Мумбай плакал, даже, можно сказать, лил весь день горючие слёзы, от того, что мы его покидаем.
И нам, тоже было не до радости, ибо эти слёзы стекали с тентов, крыш и прочих поверхностей, растворяли собою пыль дорог и метеоритов, тёмными каплями, чтобы мы явственно увидели эти слёзы, которые сами по природе своей, бесцветные, покрывали наши светлые головные уборы и одежды, которые спасали нас все эти три недели от палящего зноя Южной Индии.
Мы же, чёрствые души, воспринимали это как неприятную и досадную помеху, в передвижениях по городу в поисках традиционных подарков родным и близким.
А вернувшись в отель, мёрзли от холода, который сковал нас, едва мы мокрые вошли в номер, в котором весь день работал кондиционер.
Первым желанием было залезть в горячую ванную, но таковой не было, а был обычный душ, в который невозможно попасть гостю весом более 80 кг, ибо дверь в ванную упиралась в унитаз, а напротив него, к стене был прикреплён умывальник, явно предназначенный для младшей группы детского сада, просвет между раковиной и дверью был всего 30 см. Протискиваться нужно только боком, или, пролазить под умывальником.
Нашли разумный выход, переодевшись в сухое. Мумбай, видя, что мы не признали его за живой организм, расстроился, слёзы полили сильнее. А нам было и невдомёк, завалив кровать вещами, занялись прозаическим делом, распихивать их по сумкам, периодически приподнимая последние безменом.

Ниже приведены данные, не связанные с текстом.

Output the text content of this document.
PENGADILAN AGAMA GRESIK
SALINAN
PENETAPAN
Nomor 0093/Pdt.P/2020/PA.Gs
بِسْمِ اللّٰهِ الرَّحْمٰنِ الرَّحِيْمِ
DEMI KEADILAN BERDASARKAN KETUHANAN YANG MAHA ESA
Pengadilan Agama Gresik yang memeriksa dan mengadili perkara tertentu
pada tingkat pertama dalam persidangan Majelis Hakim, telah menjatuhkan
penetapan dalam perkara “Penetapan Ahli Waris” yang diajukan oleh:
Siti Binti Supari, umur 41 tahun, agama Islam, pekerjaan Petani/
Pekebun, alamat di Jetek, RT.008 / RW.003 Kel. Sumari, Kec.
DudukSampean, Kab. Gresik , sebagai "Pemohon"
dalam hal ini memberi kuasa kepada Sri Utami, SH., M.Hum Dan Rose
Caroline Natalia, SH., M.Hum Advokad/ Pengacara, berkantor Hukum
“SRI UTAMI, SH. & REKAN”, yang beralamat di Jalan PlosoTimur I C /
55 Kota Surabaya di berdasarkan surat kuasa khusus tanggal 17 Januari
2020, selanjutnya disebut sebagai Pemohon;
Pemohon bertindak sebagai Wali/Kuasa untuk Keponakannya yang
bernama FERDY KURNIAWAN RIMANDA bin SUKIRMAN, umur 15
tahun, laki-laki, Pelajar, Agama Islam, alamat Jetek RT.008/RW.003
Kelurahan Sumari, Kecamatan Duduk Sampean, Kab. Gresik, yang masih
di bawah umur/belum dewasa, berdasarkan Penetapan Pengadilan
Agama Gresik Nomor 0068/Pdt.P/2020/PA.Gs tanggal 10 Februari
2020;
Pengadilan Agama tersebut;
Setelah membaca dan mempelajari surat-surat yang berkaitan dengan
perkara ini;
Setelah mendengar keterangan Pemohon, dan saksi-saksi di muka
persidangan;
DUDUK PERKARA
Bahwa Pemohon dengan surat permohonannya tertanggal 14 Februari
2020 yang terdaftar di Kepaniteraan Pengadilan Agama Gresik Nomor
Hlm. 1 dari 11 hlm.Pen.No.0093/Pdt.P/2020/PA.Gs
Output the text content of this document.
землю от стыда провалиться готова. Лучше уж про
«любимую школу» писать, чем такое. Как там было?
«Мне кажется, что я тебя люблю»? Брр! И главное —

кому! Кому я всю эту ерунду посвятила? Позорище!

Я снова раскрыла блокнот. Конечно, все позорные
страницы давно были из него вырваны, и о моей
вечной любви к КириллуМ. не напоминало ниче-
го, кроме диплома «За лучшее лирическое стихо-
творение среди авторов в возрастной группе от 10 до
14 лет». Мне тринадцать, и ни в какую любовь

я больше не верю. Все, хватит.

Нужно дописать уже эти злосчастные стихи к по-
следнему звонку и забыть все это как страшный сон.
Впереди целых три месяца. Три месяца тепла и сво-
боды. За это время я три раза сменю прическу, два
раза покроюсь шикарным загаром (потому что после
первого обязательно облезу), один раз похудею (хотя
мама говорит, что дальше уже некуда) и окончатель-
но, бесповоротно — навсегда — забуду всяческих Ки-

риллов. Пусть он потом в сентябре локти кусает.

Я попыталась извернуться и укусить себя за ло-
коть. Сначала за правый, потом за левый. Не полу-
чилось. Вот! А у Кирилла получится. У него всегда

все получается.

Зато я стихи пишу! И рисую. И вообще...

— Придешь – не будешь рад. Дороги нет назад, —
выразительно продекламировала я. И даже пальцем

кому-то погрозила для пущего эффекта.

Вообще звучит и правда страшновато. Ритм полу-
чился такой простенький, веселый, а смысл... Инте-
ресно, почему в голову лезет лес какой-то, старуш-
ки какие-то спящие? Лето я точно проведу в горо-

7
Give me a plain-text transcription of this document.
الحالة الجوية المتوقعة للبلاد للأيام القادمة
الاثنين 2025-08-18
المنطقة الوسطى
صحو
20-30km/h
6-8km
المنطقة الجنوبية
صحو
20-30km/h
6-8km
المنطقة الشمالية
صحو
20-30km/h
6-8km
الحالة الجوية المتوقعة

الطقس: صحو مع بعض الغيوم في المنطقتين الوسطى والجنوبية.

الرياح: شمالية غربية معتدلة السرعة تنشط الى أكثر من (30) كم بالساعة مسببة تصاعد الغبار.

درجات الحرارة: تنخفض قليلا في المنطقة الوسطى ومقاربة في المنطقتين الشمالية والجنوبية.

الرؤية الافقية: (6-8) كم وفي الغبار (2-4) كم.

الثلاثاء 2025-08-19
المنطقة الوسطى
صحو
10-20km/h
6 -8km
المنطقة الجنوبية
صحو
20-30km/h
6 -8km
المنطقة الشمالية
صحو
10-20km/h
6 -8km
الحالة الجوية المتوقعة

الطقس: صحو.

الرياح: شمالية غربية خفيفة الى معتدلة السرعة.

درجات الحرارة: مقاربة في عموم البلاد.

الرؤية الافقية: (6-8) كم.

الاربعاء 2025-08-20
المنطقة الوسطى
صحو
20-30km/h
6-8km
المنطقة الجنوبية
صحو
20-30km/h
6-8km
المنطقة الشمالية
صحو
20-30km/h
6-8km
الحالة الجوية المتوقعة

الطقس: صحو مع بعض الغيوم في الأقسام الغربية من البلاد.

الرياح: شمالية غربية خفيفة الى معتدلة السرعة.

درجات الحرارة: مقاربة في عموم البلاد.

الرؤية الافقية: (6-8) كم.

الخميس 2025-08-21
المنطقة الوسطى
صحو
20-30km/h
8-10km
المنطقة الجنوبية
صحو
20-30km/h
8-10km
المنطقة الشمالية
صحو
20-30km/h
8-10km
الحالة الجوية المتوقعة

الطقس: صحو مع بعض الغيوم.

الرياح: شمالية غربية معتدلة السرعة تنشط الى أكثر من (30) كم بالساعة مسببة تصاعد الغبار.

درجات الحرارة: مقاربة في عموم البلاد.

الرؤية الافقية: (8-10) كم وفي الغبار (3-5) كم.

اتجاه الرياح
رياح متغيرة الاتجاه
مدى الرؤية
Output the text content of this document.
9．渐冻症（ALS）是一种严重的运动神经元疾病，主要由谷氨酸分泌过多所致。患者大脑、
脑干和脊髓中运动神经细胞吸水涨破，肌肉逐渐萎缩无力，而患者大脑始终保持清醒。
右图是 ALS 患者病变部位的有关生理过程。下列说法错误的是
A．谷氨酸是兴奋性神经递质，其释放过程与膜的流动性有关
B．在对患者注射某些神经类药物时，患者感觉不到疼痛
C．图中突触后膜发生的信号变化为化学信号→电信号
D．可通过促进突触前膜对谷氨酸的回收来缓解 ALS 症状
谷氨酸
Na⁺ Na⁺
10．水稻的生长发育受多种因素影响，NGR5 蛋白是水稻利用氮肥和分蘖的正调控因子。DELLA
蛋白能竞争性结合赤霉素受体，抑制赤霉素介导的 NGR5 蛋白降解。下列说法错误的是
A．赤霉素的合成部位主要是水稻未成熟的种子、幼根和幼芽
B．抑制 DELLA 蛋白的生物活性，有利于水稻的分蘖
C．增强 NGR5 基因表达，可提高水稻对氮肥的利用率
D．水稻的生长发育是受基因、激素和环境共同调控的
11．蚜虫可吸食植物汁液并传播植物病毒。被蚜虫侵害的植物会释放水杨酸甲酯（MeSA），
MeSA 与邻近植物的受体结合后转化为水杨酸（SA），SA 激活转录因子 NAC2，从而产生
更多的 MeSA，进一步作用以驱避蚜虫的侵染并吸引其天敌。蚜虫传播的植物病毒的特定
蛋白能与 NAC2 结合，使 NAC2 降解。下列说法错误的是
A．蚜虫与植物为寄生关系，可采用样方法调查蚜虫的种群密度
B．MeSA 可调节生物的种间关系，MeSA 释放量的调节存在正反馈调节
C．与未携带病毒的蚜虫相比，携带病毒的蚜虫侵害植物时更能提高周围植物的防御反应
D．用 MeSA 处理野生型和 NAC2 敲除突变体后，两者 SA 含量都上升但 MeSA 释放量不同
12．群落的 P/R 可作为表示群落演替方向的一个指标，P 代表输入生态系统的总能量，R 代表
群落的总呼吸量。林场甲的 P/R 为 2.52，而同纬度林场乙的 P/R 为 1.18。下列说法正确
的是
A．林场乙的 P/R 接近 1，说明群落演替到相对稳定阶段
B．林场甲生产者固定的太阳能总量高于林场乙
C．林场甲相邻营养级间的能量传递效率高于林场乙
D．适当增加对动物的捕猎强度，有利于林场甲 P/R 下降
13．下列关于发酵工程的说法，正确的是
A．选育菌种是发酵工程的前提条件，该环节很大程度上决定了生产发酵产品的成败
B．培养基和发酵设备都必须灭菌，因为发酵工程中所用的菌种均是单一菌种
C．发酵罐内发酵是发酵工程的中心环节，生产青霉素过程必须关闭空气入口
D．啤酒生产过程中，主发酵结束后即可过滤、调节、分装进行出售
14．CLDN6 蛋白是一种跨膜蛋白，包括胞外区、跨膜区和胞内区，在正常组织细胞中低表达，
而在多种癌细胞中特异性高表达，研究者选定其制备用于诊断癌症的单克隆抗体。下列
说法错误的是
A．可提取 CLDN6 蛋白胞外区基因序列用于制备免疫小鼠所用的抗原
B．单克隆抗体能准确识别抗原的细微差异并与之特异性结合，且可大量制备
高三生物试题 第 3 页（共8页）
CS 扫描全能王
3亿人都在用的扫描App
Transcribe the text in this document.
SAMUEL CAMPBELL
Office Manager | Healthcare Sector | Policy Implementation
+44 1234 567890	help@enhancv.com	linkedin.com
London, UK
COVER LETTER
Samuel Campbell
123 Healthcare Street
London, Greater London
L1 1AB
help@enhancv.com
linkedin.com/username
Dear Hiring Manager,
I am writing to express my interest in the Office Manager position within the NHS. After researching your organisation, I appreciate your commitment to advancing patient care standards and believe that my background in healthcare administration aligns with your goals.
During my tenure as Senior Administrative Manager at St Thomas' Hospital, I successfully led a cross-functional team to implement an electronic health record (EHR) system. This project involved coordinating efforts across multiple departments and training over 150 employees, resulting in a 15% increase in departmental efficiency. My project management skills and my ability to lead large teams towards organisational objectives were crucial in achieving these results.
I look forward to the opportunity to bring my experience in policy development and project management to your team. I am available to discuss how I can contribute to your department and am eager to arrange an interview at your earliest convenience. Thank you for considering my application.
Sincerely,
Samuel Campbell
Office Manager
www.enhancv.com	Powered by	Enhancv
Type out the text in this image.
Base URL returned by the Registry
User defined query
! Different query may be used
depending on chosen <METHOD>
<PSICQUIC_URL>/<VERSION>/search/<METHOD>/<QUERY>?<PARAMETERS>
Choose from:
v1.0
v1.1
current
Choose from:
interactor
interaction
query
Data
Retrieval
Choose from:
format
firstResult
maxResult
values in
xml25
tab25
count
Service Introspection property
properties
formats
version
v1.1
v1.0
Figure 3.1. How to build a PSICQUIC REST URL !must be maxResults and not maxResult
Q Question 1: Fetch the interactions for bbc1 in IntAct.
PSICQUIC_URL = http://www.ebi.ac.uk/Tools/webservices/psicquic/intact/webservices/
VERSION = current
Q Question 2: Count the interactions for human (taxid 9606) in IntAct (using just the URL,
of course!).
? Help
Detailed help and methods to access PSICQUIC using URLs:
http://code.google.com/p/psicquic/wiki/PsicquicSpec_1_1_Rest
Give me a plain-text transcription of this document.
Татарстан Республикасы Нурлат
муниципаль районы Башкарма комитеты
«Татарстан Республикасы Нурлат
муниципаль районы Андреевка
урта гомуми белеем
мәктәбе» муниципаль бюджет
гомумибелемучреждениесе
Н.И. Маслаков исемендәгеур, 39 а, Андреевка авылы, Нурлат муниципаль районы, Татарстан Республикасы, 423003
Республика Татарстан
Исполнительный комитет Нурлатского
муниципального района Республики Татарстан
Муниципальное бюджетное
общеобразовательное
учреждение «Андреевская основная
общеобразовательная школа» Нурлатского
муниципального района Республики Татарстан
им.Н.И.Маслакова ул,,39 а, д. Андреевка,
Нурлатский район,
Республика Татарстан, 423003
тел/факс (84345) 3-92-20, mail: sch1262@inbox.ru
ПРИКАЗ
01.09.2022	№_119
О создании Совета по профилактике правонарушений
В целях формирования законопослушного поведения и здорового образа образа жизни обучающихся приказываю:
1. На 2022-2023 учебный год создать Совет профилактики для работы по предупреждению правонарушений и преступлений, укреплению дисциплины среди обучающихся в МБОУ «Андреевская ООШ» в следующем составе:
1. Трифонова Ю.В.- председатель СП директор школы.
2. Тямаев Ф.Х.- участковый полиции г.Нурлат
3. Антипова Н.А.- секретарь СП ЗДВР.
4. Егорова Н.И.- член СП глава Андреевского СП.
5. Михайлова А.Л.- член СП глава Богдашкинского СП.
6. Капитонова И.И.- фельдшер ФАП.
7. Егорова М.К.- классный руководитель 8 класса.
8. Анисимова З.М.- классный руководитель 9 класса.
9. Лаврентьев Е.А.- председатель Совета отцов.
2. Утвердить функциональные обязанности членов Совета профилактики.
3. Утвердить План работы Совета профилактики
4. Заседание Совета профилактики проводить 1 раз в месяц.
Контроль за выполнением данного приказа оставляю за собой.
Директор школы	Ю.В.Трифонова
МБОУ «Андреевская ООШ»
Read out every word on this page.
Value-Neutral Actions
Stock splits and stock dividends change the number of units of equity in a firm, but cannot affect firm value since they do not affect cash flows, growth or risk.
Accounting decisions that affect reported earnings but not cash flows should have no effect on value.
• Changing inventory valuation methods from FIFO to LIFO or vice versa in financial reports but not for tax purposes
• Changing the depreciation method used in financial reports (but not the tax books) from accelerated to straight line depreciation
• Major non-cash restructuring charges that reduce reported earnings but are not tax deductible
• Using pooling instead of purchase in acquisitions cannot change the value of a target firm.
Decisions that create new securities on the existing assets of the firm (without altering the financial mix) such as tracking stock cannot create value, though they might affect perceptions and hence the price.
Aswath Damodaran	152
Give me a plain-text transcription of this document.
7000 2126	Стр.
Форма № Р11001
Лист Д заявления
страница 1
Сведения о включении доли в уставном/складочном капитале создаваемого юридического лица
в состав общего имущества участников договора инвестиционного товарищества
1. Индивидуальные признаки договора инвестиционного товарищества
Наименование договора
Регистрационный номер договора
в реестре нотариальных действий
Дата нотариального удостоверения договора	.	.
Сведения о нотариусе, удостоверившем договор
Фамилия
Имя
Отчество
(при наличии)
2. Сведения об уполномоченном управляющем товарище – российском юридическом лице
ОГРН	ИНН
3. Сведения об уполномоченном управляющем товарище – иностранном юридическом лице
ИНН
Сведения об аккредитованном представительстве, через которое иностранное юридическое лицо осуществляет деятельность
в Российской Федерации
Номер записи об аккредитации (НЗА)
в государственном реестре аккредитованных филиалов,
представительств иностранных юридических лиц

Слёзы стучали по стеклянной крыше отельного светового колодца. Этот звук проникал в номер, заглушая уличный шум вечернего города. Но мы только сокрушались, запихивая в сумки мокрую и грязную одежду.
Когда защёлкнули последний замочек, Мумбай смирился с нашим отъездом, и обречённого затих. Ровно в полночь, выйдя из отеля, мы только обрадовались, что не промокнем, усаживаясь в машину, а в ней уже нечего бояться, даже если разверзнутся хляби небесные.
Но Мумбай больше не проронил ни слезинки, видимо выплакав их до последней, только хмурил тёмные индийские брови, глядя, как мы, недосягаемые нависшим козырьком терминала, выбрались из машины и нагрузив тележку, скрылись внутри. А потом, не выйдя даже на сантиметр наружу, по прозрачному рукаву, вошли в прохладное нутро Боинга.
Потом его милость сменилась на гнев, дотянулась до Эмиратов и заставила час кружить над этой страной, потом посадила самолёт на аэродром, с другой стороны Дубая, прижав к земле ещё на час. Затем, вместо пятиминутного перелёта, продержала в воздухе больше получаса, чтобы едва войдя в транзитную зону, в предвкушении трёхнедельного ожидания обменять осязаемое содержимое Дьюти Фри, на неосязаемое пластиковых карт, на самом деле увидеть пассажиров своего рейса, проходящих на посадку.
Заметавшись от отчаяния, рискнул добежать до сувенирного бутика и, схватив первый попавшийся магнит, подбежать к лавочнику, который, улыбаясь, проделал привычную процедуру с пластиковым прямоугольником, вложил покупку в пакет, поблагодарил даже такого экономного покупателя. Нам же, только и осталось, что бросить обречённый взгляд на витрины, плотно заставленные сверкающими изделиями.
Только на третий день, глядя на хмурое московское небо, поняли, что же на самом деле было там в последний день. Только и остаётся гадать, как к этому относиться. То, что больше в него не вернусь? Не верю. Десять лет назад, также покидал его под мелкие слёзы последних дней мокрого сезона, но спустя столько лет, вернулся, да и не один.
Только осталась загадка, сколько времени будет длиться следующий интервал.